Het advies van de aanwezige leden aan de VGN: zet eerst in op het terugdraaien van het
voornemen. Zet daarnaast in op verbreding van de huidige definitie van kortdurend
verblijf zodat respijtzorg hier ook weer onder komt te vallen. Mocht dit niet lukken, zet
dan in op respijtzorg binnen de Wmo en continuering van de huidige aanspraak op
kortdurend verblijf in de AWBZ.
Specifieke aandacht VGN
In de subgroepen wordt specifieke aandacht gevraagd bij de VGN voor de effecten van
de overheveling voor het werkgeverschap. Bij een overheveling krijgen aanbieders te
maken met verschillende tarieven (Wmo en AWBZ), maar ook met verschillende
verantwoording. Heeft dit gevolgen voor de CAO? Wat betekent dit voor je
werkgeverschap en bijvoorbeeld de salarissen van medewerkers?

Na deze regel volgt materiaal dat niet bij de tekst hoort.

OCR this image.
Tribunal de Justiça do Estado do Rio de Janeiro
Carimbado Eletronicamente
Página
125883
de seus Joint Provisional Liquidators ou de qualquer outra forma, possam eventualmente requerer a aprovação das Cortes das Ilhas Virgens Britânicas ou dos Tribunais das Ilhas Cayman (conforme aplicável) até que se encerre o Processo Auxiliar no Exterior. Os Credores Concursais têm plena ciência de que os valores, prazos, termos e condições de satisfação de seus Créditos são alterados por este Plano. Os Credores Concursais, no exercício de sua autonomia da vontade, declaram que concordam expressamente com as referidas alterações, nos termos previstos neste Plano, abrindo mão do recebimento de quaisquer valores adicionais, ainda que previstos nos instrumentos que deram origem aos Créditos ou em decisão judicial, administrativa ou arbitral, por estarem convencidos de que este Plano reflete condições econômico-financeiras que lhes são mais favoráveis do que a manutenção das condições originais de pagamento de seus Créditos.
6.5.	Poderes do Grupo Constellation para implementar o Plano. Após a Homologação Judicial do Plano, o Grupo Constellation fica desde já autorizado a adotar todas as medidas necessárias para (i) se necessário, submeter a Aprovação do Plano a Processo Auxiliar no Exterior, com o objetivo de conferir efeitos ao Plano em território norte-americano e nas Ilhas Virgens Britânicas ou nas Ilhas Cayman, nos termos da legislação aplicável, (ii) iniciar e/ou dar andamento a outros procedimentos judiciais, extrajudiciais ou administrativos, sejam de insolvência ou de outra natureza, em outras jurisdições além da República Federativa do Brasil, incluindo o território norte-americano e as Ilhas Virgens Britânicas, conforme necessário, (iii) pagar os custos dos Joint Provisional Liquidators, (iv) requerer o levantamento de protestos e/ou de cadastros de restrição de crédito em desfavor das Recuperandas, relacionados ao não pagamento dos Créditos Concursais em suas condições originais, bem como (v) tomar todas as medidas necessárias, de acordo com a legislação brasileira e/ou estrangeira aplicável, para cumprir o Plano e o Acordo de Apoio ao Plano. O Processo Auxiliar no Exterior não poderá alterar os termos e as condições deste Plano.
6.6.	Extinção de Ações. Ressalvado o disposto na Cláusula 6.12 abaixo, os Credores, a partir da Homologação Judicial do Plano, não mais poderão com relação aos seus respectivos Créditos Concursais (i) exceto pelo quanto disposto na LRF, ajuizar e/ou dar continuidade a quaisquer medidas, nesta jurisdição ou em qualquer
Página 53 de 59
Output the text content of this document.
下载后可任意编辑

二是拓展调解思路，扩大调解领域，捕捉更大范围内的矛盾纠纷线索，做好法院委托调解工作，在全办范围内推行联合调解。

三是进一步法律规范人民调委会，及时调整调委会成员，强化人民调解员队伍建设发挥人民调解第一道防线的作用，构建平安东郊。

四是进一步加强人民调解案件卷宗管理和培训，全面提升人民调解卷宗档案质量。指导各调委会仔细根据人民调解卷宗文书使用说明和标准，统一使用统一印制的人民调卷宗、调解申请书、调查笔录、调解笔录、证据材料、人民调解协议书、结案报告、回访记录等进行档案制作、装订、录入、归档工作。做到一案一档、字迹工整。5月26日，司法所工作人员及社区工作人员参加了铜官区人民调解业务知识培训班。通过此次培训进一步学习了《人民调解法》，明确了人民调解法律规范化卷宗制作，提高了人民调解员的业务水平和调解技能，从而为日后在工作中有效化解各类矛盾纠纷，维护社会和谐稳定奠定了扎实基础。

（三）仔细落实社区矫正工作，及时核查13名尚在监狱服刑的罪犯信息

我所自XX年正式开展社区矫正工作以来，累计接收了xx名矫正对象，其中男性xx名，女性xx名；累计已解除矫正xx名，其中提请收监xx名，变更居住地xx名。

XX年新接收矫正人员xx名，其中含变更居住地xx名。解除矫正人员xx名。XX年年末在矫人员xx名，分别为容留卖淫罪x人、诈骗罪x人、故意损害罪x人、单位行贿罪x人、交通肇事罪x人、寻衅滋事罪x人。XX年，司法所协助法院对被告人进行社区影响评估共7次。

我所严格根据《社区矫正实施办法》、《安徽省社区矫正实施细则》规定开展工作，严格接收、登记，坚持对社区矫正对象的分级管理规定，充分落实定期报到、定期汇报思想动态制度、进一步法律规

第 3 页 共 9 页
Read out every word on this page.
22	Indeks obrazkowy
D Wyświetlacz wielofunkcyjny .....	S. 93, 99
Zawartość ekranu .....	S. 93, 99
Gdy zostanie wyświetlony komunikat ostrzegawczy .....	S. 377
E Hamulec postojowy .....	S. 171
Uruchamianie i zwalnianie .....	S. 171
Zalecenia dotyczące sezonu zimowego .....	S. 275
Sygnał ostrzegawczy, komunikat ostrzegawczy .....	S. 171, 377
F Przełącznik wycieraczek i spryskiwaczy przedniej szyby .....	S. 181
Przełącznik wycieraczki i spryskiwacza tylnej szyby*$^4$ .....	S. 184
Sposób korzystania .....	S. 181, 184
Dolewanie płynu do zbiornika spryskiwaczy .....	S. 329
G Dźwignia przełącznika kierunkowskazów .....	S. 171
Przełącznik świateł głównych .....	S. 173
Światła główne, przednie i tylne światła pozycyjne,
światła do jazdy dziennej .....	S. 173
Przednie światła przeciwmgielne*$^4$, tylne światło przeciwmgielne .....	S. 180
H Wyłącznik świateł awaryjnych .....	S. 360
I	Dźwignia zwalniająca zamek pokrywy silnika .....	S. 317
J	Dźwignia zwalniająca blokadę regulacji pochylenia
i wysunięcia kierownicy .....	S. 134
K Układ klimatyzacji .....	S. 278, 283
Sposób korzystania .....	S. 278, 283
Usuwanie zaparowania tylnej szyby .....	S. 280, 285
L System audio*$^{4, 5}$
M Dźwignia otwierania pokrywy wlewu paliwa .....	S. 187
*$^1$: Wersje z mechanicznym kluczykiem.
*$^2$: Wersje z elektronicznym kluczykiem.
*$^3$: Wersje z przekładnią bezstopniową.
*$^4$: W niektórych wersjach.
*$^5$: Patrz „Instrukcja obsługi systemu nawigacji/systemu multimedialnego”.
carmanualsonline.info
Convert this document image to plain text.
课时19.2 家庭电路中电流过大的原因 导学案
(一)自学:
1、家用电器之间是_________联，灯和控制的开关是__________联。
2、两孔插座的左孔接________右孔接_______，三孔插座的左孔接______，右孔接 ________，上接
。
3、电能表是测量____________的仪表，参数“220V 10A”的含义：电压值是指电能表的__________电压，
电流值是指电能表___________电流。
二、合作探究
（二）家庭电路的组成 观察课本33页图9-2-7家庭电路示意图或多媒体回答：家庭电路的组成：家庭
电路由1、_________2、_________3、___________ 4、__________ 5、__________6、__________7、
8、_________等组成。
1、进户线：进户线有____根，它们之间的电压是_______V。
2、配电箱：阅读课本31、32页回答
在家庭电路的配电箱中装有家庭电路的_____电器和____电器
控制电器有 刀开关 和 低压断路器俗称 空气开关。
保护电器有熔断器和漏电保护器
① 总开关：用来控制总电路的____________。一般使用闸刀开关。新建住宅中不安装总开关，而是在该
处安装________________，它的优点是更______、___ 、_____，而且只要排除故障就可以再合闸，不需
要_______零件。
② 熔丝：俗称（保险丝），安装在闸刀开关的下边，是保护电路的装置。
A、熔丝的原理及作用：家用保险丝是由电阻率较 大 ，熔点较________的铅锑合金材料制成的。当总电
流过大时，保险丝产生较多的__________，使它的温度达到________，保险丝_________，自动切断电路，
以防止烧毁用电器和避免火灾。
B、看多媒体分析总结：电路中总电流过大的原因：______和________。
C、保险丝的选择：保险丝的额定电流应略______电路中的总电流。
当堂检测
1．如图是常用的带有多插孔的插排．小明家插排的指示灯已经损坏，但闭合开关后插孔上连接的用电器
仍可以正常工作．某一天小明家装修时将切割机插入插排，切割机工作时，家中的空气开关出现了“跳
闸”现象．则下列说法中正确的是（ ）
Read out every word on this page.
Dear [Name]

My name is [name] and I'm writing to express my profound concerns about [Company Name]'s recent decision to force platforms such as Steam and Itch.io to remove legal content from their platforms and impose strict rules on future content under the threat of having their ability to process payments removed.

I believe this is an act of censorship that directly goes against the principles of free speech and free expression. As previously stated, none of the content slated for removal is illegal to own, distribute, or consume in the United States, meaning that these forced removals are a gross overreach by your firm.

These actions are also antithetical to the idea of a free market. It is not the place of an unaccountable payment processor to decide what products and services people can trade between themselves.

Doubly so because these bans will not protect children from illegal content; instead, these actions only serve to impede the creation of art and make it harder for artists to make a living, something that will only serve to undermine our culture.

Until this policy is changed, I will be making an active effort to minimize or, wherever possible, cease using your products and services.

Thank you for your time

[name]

Een andere belangrijke conclusie in de subgroepen is dat met de overheveling slechts
een deel van de lobby landelijk door de VGN kan worden opgepakt. Veel zal regionaal en
lokaal door aanbieders zelf moeten gebeuren. De VGN kan vervolgens wel weer een rol
spelen in de ondersteuning van aanbieders in dit proces.